“Helmut Newton. Legacy”, all’Ara Pacis il viaggio del fotografo di moda che ha esplorato le donne spogliandole di pudori e visioni stantie

by Michela Conoscitore

Controverso, dissacrante, geniale: il museo dell’Ara Pacis a Roma accoglie nelle sue sale la mostra antologica “Helmut Newton. Legacy”, dedicata al fotografo australiano. Visitabile fino al 10 marzo del 2024, oltre ai lavori più celebri dell’artista, che hanno fatto la storia delle riviste di moda come Vogue, il percorso espositivo dà la possibilità al visitatore di scoprire ben ottanta inediti, per la prima volta in esposizione. Inoltre, nel percorso di visita, sei opere significative dell’artista si prestano ad una visione tattile, per un’esperienza di visita inclusiva.

Visitare questa mostra equivale ad andare alle radici della fotografia di moda, di cui Newton è stato pioniere oltre che inventore. Il ‘viaggio’ comincia a Berlino, dove Helmut Neustädter nacque nel 1920, in un abbiente famiglia ebrea. Dopo un primo apprendistato presso lo studio della fotografa Yva, Helmut fu costretto a lasciare la Germania per via delle persecuzioni razziali. Il futuro fotografo, dopo un breve soggiorno a Trieste, si rifugiò in Australia; una volta qui, abbandonò la sua identità tedesca, e prese come cognome l’anglofono Newton. La sua nuova vita lo spinse ad aprire un piccolo studio di fotografia. Incontrò l’attrice June Browne, che di lì a poco sposò.
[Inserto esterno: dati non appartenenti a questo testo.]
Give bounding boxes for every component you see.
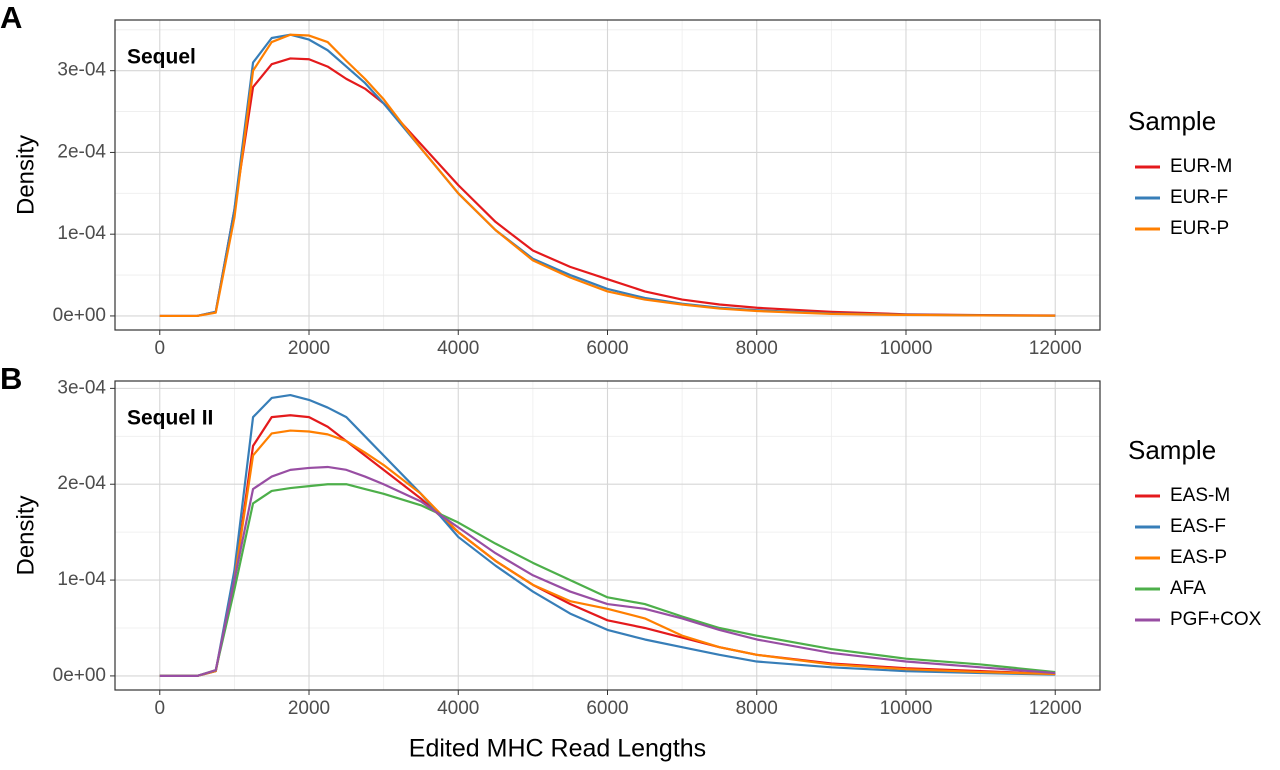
- annotation: Sequel: [127, 46, 196, 69]
- legend-label: EAS-F: [1170, 516, 1226, 537]
- x-tick-label: 10000: [880, 698, 933, 719]
- legend-title: Sample: [1128, 106, 1216, 136]
- legend-label: AFA: [1170, 578, 1206, 599]
- y-tick-label: 1e-04: [57, 569, 106, 590]
- x-tick-label: 2000: [288, 698, 330, 719]
- y-axis-title: Density: [12, 135, 39, 215]
- x-tick-label: 8000: [736, 698, 778, 719]
- y-tick-label: 0e+00: [53, 305, 106, 326]
- y-tick-label: 2e-04: [57, 141, 106, 162]
- x-tick-label: 10000: [880, 338, 933, 359]
- x-tick-label: 2000: [288, 338, 330, 359]
- x-tick-label: 12000: [1029, 698, 1082, 719]
- y-tick-label: 3e-04: [57, 377, 106, 398]
- legend-title: Sample: [1128, 435, 1216, 465]
- x-tick-label: 6000: [586, 698, 628, 719]
- legend-label: EAS-P: [1170, 547, 1227, 568]
- annotation: Sequel II: [127, 407, 213, 430]
- panel-label: A: [0, 0, 22, 35]
- density-line: [159, 33, 1056, 318]
- y-axis-title: Density: [12, 495, 39, 575]
- panel-border: [114, 19, 1101, 331]
- panel-border: [114, 380, 1101, 691]
- legend-label: PGF+COX: [1170, 609, 1262, 630]
- density-line: [159, 465, 1056, 678]
- legend-label: EUR-P: [1170, 218, 1229, 239]
- panel-label: B: [0, 361, 22, 396]
- x-tick-label: 8000: [736, 338, 778, 359]
- x-tick-label: 0: [154, 698, 165, 719]
- density-line: [159, 57, 1056, 318]
- x-axis-title: Edited MHC Read Lengths: [409, 735, 706, 763]
- x-tick-label: 12000: [1029, 338, 1082, 359]
- x-tick-label: 4000: [437, 698, 479, 719]
- y-tick-label: 1e-04: [57, 223, 106, 244]
- legend-label: EUR-M: [1170, 156, 1232, 177]
- y-tick-label: 2e-04: [57, 473, 106, 494]
- x-tick-label: 0: [154, 338, 165, 359]
- x-tick-label: 4000: [437, 338, 479, 359]
- y-tick-label: 0e+00: [53, 665, 106, 686]
- legend-label: EAS-M: [1170, 485, 1230, 506]
- legend-label: EUR-F: [1170, 187, 1228, 208]
- x-tick-label: 6000: [586, 338, 628, 359]
- y-tick-label: 3e-04: [57, 60, 106, 81]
Il percorso espositivo procede per decadi, in tutto sei capitoli cronologici. L’evoluzione artistica del fotografo è stata continua e inarrestabile: si inizia con i primi anni, dove i soggetti e le ambientazioni preferiti di Newton erano, tra gli altri, la moglie June, che divenne poi sua assistente di camera oscura, e i grandi film dell’epoca, quelli di Alfred Hitchcock in testa. Ritratti sofisticati, bilanciamenti sapienti di bianco e nero rendono questi primi scatti un eccezionale punto di partenza per chi, come Newton, il mestiere lo stava inventando mentre lo praticava.

Da ispirato divenne ispiratore: tra gli anni Sessanta e Settanta trovò la sua inesauribile vena d’oro, e iniziò a dettare i canoni della fotografia di moda. Nel suo mondo c’è spazio per la bellezza, rivisitata alla luce di quel suo coacervo interiore da cui sprigionava energia innovatrice. Star del cinema, modelle, tematiche a lui care come quella del doppio, ne è un esempio lo scatto a Karl Lagerfeld, i ritratti di Newton sono irripetibili, solo copiabili. Alle foto patinate lui preferiva ritrarre Jerry Hall con una bistecca cruda sull’occhio. A tratti può risultare grottesco e disturbante, ma i suoi Big Nudes e la serie Naked and Dressed sono entrati nella storia della fotografia del Novecento.

L’opera di Newton si presta a molteplici letture, con un’unica matrice: tutto quel che veniva fuori dal suo obiettivo era un qualcosa di assolutamente mai visto, che potesse piacere oppure no. Si è tanto parlato di come il fotografo ha scelto di ritrarre, in anni di carriera, le donne. Volti famosi o meno, le immagini femminili firmate dal fotografo australiano hanno accompagnato l’evoluzione sociale delle donne, passando da manichini ammanicati a occhi che osservano divertiti e bocche che sorridono ammiccanti, davanti ad un esponente del sesso maschile (Donna che esamina un uomo, Vogue 1975). Nella sua visione, la donna doveva essere esplorata, raccontata, ma in modo finalmente spregiudicato, spogliandola non solo dei vestiti, ma anche di pudori e visioni stantie. A questa visione hanno collaborato tutte le riviste di moda con cui Newton ha lavorato, che gli hanno lasciato piena libertà. I cambiamenti sociali, quindi, sono essenziali nell’espressione artistica del fotografo, che a volte li segue, ma più spesso li forza.

L’eredità di Helmut Newton sta nei ritratti che oggi, a distanza di trenta, quaranta o cinquant’anni parlano ancora la nostra stessa ‘lingua’, che riusciamo a codificare, e che vogliamo instancabilmente guardare.